09 — ConclusionDefense that assumes the next vector.
Install-script blocking solved last year's attack. This was this year's.
The AsyncAPI compromise is the cleanest natural experiment supply-chain security has produced: six days after npm turned off the ecosystem's favorite attack vector by default, an attacker shipped 2.66 million weekly downloads' worth of malware through the vector the defaults do not touch. Nothing about the response — unpublish in roughly four hours, vendor analyses within a day — was slow. The gap was structural, not operational.

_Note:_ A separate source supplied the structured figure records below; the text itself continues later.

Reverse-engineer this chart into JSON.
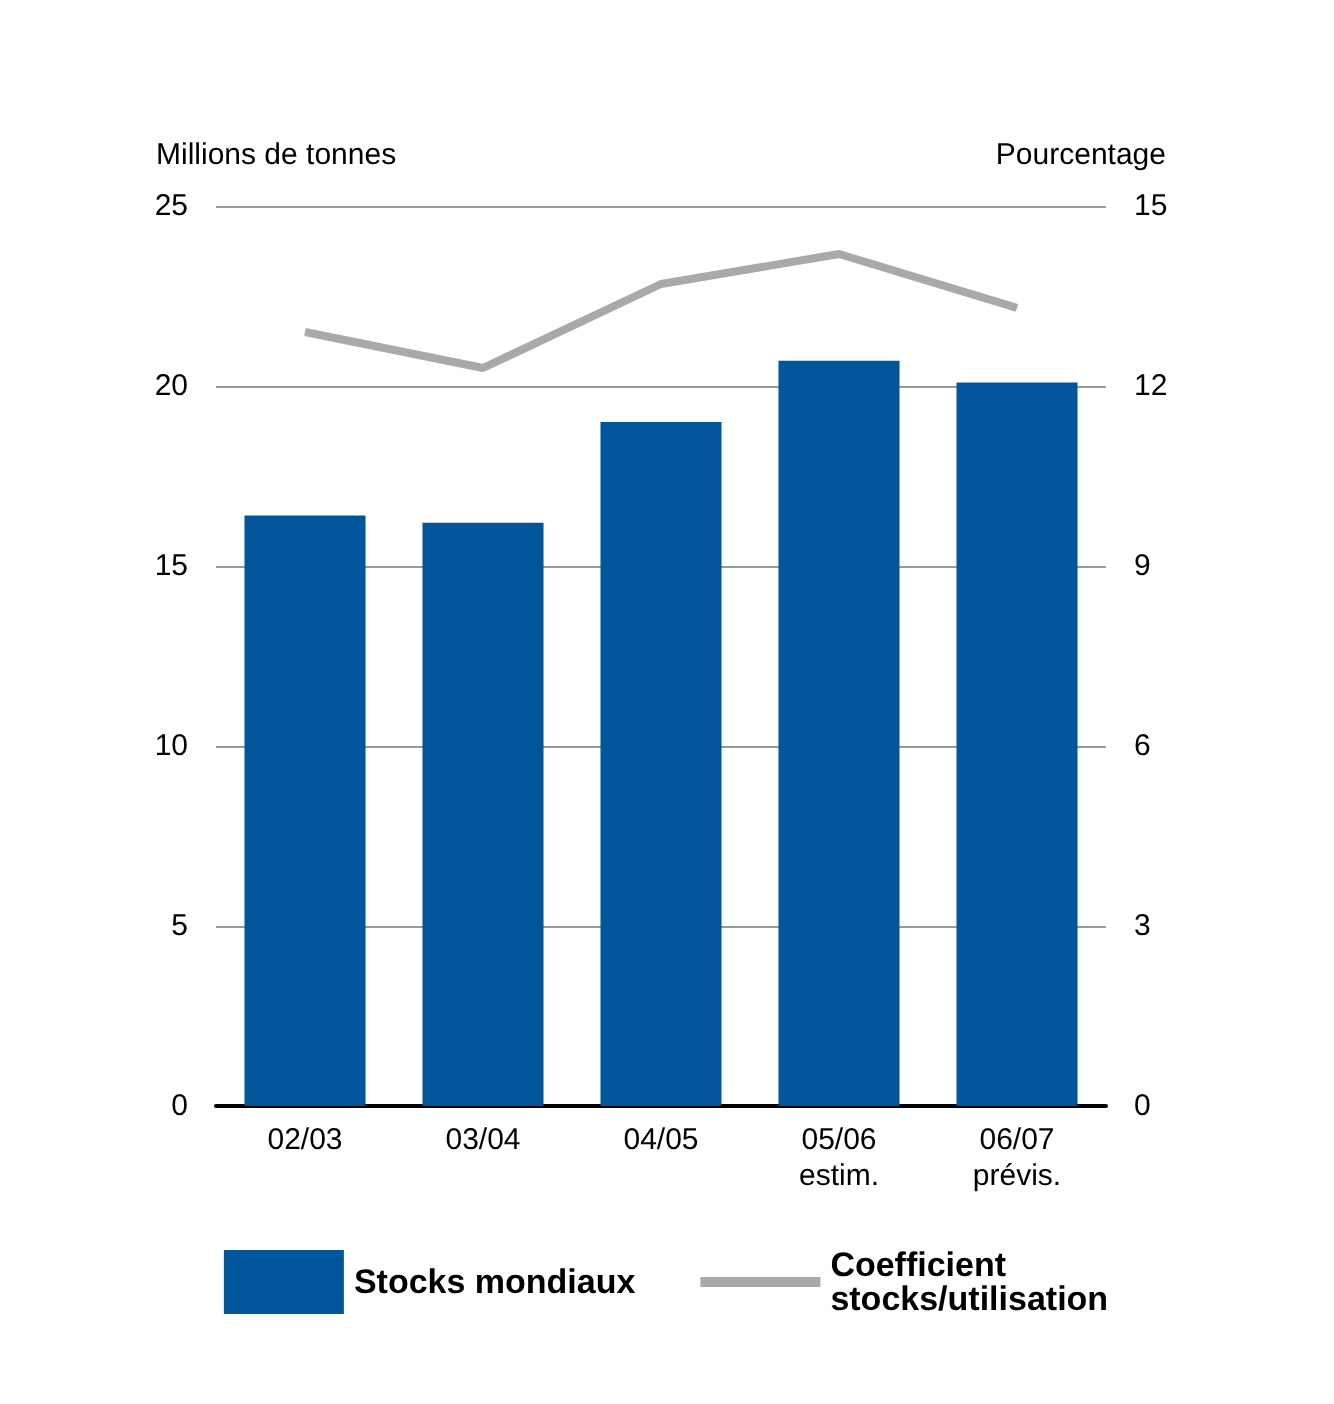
{
  "chart_data": {
    "type": "bar",
    "ylabel": "Millions de tonnes",
    "y2label": "Pourcentage",
    "categories": [
      "02/03",
      "03/04",
      "04/05",
      "05/06\nestim.",
      "06/07\nprévis."
    ],
    "series": [
      {
        "name": "Stocks mondiaux",
        "color": "#00559b",
        "values": [
          16.4,
          16.2,
          19.0,
          20.7,
          20.1
        ]
      },
      {
        "name": "Coefficient\nstocks/utilisation",
        "type": "line",
        "axis": "y2",
        "color": "#a7a9ac",
        "values": [
          12.9,
          12.3,
          13.7,
          14.2,
          13.3
        ]
      }
    ],
    "ylim": [
      0,
      25
    ],
    "yticks": [
      0,
      5,
      10,
      15,
      20,
      25
    ],
    "y2lim": [
      0,
      15
    ],
    "y2ticks": [
      0,
      3,
      6,
      9,
      12,
      15
    ],
    "grid": "y",
    "legend": "bottom",
    "marker": "none"
  }
}
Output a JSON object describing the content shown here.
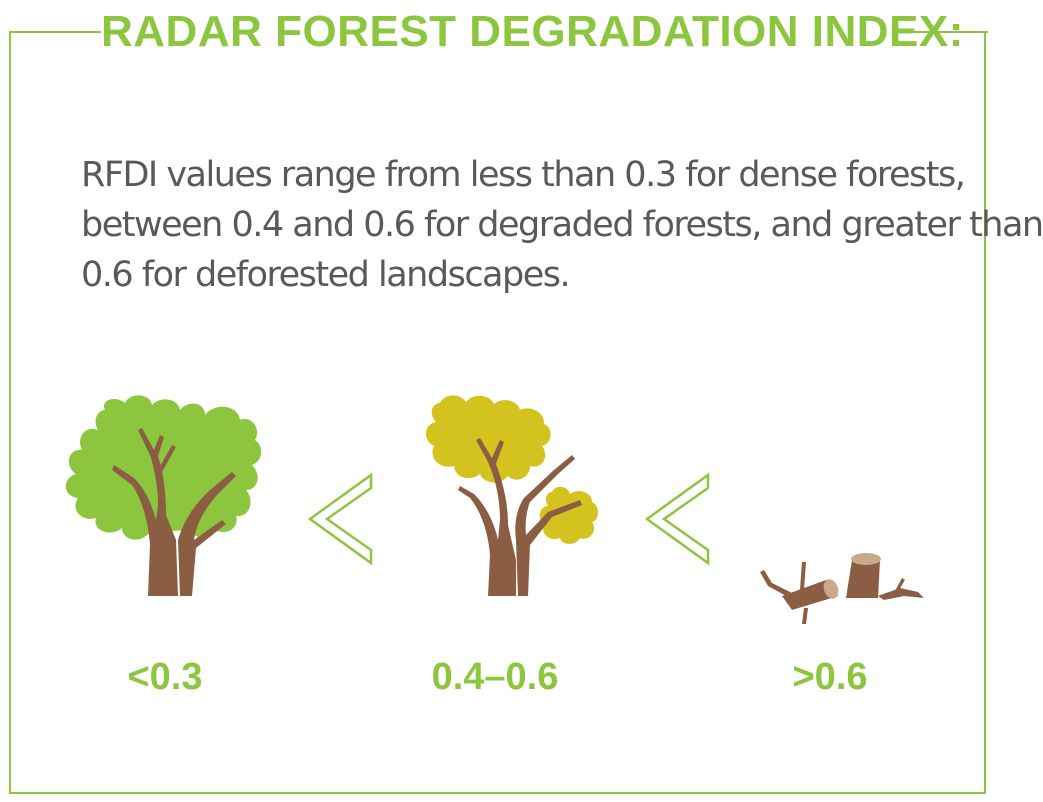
{
  "title": "RADAR FOREST DEGRADATION INDEX:",
  "description_lines": [
    "RFDI values range from less than 0.3 for dense forests,",
    "between 0.4 and 0.6 for degraded forests, and greater than",
    "0.6 for deforested landscapes."
  ],
  "labels": [
    "<0.3",
    "0.4–0.6",
    ">0.6"
  ],
  "icons": [
    "dense-tree-icon",
    "less-than-icon",
    "degraded-tree-icon",
    "less-than-icon",
    "stump-icon"
  ],
  "colors": {
    "accent": "#8cc63f",
    "text": "#58595b",
    "dense_canopy": "#8cc63f",
    "degraded_canopy": "#d4c31e",
    "trunk": "#8b5e44"
  }
}
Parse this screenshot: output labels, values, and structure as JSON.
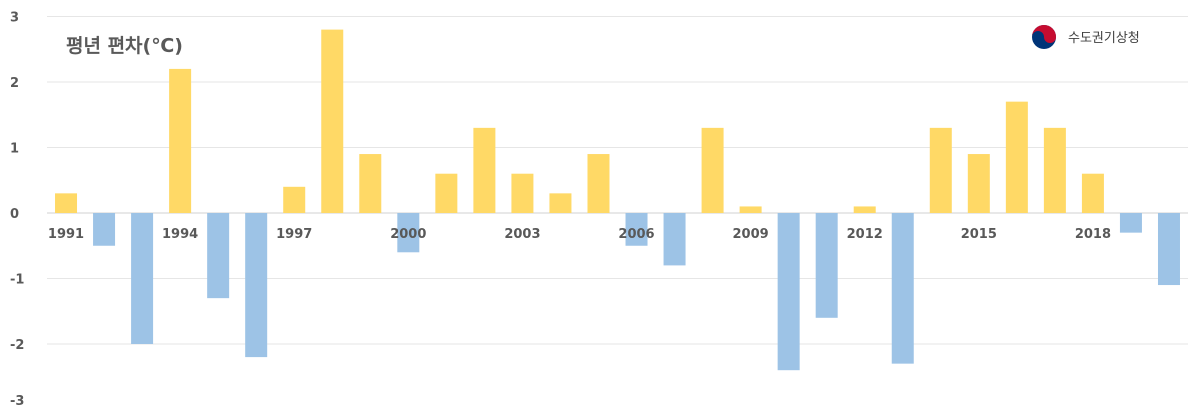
{
  "chart_data": {
    "type": "bar",
    "title": "평년 편차(℃)",
    "xlabel": "",
    "ylabel": "",
    "ylim": [
      -3,
      3
    ],
    "yticks": [
      3,
      2,
      1,
      0,
      -1,
      -2,
      -3
    ],
    "grid": true,
    "categories": [
      "1991",
      "1992",
      "1993",
      "1994",
      "1995",
      "1996",
      "1997",
      "1998",
      "1999",
      "2000",
      "2001",
      "2002",
      "2003",
      "2004",
      "2005",
      "2006",
      "2007",
      "2008",
      "2009",
      "2010",
      "2011",
      "2012",
      "2013",
      "2014",
      "2015",
      "2016",
      "2017",
      "2018",
      "2019",
      "2020"
    ],
    "x_tick_labels": [
      "1991",
      "1994",
      "1997",
      "2000",
      "2003",
      "2006",
      "2009",
      "2012",
      "2015",
      "2018"
    ],
    "values": [
      0.3,
      -0.5,
      -2.0,
      2.2,
      -1.3,
      -2.2,
      0.4,
      2.8,
      0.9,
      -0.6,
      0.6,
      1.3,
      0.6,
      0.3,
      0.9,
      -0.5,
      -0.8,
      1.3,
      0.1,
      -2.4,
      -1.6,
      0.1,
      -2.3,
      1.3,
      0.9,
      1.7,
      1.3,
      0.6,
      -0.3,
      -1.1
    ],
    "colors": {
      "positive": "#FFD966",
      "negative": "#9DC3E6",
      "grid": "#e6e6e6",
      "axis": "#d0d0d0",
      "text": "#595959"
    }
  },
  "logo": {
    "text": "수도권기상청",
    "icon": "taegeuk-icon",
    "colors": {
      "red": "#c60c30",
      "blue": "#003478"
    }
  }
}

The durable lesson sits in the defense matrix: the controls that would have interrupted this chain are boring, layered, and mostly free. A committed lockfile with npm ci, a one-day cooldown on new versions, an egress allowlist on CI runners, and credential hygiene that assumes eventual breach. None of them is novel. All of them were rare enough in practice that this campaign was worth an attacker's effort.
The forward bet is equally plain: as install-time doors close, import-time and runtime payloads become the default attacker move, and the pwn-request pattern — riding a legitimate pipeline to a legitimately signed release — keeps beating any control that only verifies where code came from. Build for the vector after this one: constrain what your dependencies can do when they run, not just how they arrive.